General Mills has launched MyBlogSpark, a network of more than 900 bloggers, about 80% of whom are mothers with young children.
General Mills and Coyne Public Relations report that they created the network, which reaches more than 8 million readers, by developing relationships and gathering information about the content focus of individual bloggers over a period of several months. (Some of the bloggers focus on food or topics other than parenting.)
Bloggers are not paid, but all blogs in the network include product reviews and all are provided with General Mills product samples to review. Bloggers also receive product samples and promotional items to give out to their readerships.
Bloggers indicate their preferences as to which types of products and information they want to receive, and a content management system is used to ensure that the information received is relevant. Information/sample categories span F&B, beauty, home, electronics, health and automotive care.

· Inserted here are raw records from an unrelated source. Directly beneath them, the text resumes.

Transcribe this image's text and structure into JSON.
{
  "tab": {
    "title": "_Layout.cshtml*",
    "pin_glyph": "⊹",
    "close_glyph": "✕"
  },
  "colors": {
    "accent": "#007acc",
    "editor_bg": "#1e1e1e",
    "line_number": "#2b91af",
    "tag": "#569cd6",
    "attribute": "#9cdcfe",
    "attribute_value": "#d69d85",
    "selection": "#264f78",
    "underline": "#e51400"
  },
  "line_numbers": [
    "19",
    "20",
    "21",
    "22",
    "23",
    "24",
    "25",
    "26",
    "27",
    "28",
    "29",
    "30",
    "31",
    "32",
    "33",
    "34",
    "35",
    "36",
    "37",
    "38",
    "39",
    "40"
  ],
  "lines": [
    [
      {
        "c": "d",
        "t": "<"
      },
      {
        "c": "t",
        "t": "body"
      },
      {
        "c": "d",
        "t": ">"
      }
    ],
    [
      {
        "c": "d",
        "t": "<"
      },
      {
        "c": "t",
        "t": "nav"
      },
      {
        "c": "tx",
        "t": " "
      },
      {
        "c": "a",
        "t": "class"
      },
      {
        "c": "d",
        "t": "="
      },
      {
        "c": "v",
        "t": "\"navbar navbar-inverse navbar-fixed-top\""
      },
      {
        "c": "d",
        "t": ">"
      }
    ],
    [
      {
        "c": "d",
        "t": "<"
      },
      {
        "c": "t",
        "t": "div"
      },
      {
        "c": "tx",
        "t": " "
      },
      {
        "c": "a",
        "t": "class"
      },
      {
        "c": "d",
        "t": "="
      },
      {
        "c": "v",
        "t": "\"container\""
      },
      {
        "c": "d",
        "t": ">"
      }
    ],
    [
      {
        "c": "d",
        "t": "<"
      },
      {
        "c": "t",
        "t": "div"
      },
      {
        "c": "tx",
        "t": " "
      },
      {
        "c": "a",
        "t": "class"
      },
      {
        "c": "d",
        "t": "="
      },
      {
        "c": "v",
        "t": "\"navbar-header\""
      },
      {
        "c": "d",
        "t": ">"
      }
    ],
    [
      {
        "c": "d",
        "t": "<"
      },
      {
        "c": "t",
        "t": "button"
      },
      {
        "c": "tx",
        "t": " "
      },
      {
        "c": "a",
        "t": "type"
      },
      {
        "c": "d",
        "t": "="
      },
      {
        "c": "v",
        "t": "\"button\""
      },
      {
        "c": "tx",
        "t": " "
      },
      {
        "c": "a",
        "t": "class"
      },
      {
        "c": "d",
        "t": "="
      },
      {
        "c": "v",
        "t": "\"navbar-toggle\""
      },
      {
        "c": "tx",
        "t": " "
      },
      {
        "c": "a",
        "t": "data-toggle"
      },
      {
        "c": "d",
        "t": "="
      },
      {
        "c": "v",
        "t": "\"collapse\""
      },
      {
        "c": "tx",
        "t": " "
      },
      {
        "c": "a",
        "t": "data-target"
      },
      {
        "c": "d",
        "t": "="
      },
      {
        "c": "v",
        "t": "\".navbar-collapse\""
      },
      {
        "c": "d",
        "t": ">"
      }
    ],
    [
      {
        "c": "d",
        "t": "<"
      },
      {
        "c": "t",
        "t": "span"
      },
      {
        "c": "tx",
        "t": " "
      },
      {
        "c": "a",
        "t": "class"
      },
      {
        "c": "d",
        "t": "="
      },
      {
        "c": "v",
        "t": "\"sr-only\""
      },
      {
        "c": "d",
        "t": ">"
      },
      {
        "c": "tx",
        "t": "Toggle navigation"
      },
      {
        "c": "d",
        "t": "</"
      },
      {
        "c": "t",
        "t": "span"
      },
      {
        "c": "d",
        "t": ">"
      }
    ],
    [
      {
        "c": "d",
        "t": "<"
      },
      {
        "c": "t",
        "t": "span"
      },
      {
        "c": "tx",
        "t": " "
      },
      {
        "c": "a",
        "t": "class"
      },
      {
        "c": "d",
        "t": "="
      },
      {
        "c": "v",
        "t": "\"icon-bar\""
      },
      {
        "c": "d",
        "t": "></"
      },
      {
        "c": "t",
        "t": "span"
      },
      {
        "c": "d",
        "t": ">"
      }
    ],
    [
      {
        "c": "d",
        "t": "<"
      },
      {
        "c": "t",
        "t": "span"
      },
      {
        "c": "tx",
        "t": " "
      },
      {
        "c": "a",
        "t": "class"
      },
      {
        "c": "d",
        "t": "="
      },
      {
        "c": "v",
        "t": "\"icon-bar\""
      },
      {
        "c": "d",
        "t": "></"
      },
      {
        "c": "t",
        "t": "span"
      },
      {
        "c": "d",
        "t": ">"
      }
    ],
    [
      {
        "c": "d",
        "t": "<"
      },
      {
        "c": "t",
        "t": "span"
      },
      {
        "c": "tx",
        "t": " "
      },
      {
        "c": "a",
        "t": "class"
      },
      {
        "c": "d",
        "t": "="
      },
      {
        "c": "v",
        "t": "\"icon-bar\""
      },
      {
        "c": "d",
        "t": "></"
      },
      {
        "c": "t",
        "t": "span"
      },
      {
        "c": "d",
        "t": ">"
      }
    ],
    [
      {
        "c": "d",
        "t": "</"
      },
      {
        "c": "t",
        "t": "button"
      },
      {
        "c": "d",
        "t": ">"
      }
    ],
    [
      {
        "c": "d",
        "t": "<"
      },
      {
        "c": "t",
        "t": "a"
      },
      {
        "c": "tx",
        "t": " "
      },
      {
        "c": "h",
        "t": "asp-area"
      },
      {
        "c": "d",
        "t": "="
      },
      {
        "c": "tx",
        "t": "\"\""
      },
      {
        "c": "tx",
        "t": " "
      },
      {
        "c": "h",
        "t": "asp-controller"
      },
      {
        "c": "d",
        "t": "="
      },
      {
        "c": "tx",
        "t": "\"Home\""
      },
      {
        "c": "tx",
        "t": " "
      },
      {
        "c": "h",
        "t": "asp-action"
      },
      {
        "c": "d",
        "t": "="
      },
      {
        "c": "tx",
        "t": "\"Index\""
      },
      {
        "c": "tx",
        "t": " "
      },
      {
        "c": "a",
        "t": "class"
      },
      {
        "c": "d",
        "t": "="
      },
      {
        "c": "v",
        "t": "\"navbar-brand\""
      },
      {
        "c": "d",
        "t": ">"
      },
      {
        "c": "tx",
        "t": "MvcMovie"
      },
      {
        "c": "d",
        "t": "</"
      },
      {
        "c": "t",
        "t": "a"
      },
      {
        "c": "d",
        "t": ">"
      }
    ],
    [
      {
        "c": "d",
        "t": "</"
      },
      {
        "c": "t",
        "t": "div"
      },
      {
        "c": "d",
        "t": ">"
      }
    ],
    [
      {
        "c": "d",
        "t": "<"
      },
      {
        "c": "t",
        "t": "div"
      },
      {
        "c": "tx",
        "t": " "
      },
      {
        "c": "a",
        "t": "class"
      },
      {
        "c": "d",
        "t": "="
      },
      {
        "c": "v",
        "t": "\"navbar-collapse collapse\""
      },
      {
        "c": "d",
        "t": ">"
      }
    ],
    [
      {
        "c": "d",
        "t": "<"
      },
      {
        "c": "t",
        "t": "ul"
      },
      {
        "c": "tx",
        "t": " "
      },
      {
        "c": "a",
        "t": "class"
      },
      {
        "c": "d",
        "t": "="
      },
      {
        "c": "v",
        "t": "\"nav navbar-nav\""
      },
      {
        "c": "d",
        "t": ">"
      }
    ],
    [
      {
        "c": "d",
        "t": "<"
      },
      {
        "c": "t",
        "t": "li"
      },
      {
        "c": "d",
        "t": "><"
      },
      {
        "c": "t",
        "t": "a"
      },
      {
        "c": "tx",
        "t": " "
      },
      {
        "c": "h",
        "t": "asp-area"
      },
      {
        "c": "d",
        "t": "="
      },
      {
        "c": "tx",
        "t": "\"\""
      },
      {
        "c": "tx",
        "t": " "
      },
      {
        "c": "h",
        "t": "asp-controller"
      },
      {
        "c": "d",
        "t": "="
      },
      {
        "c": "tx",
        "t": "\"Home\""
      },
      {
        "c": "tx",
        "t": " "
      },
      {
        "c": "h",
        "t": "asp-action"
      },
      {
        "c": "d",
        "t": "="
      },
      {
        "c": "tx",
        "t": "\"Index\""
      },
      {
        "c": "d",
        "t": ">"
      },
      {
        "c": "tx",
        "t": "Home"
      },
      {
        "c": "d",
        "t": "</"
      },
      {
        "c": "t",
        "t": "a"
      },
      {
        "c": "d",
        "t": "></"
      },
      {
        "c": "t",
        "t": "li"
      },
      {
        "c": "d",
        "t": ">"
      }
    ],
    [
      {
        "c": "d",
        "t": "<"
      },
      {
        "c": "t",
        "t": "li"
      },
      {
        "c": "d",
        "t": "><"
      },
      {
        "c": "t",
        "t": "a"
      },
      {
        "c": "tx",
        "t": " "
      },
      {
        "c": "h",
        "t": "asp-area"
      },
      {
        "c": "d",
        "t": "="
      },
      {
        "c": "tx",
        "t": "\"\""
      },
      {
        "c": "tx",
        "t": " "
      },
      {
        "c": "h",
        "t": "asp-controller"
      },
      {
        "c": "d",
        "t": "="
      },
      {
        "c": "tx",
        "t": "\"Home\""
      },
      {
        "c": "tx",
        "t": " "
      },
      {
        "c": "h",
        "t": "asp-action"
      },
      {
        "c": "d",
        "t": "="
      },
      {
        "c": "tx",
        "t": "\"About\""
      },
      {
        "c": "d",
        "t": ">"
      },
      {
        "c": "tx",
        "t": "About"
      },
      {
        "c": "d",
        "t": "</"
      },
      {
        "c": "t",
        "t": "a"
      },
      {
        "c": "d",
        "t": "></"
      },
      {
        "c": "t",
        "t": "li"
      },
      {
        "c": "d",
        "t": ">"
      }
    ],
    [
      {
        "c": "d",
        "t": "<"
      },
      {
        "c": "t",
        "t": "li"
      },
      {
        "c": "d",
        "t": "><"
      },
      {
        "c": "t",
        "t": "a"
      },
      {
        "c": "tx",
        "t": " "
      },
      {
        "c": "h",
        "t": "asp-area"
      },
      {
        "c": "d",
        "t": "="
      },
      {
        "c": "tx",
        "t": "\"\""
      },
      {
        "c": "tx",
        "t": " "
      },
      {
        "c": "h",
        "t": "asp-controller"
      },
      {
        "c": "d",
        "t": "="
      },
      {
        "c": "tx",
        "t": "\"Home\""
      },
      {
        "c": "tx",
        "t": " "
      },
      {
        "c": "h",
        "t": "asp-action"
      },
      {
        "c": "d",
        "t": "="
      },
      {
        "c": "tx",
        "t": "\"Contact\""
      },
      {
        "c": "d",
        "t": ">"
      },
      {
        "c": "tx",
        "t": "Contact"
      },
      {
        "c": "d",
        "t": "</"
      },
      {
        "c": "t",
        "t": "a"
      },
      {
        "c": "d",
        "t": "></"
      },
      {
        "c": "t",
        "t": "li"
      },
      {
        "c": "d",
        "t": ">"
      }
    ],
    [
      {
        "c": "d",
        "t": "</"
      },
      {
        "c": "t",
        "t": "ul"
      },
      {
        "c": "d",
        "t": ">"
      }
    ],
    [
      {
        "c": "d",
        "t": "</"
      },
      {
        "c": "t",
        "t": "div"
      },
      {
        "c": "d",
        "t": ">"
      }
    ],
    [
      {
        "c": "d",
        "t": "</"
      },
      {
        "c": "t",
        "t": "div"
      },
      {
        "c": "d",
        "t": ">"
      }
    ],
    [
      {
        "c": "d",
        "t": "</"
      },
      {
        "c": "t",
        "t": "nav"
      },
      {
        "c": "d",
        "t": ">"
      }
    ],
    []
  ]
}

Coyne implements programs on the network based on a brand's budget and targeting needs, and continues individual contact with the bloggers, says Stacy Becker, account supervisor with the agency.
General Mills asks, but does not require, bloggers to disclose being part of the network. "We want them to be upfront and transparent," says the company's brand PR manager, David Witt.
Bloggers are also asked to contact the company prior to posting any negative product review, although Witt maintains that the intent is not to prevent negative posts. "They're free to write what they want," he says. "If there's an issue with a product, we just want an opportunity to address it." Most bloggers "want to stay positive," adds Becker. "They tell us that they'd rather not review a product than write a negative review."
Prior to the formal launch, General Mills used the network for test programs for about 20 of its brands and launches, including Chex Mix Bars and the Yoplait Yo-Plus probiotic yogurt line.
The CPG also intends to market the blog network as a channel for non-competitive, non-General Mills products. Costs for outside marketers will depend on the reach and nature of a specific program, according to Becker.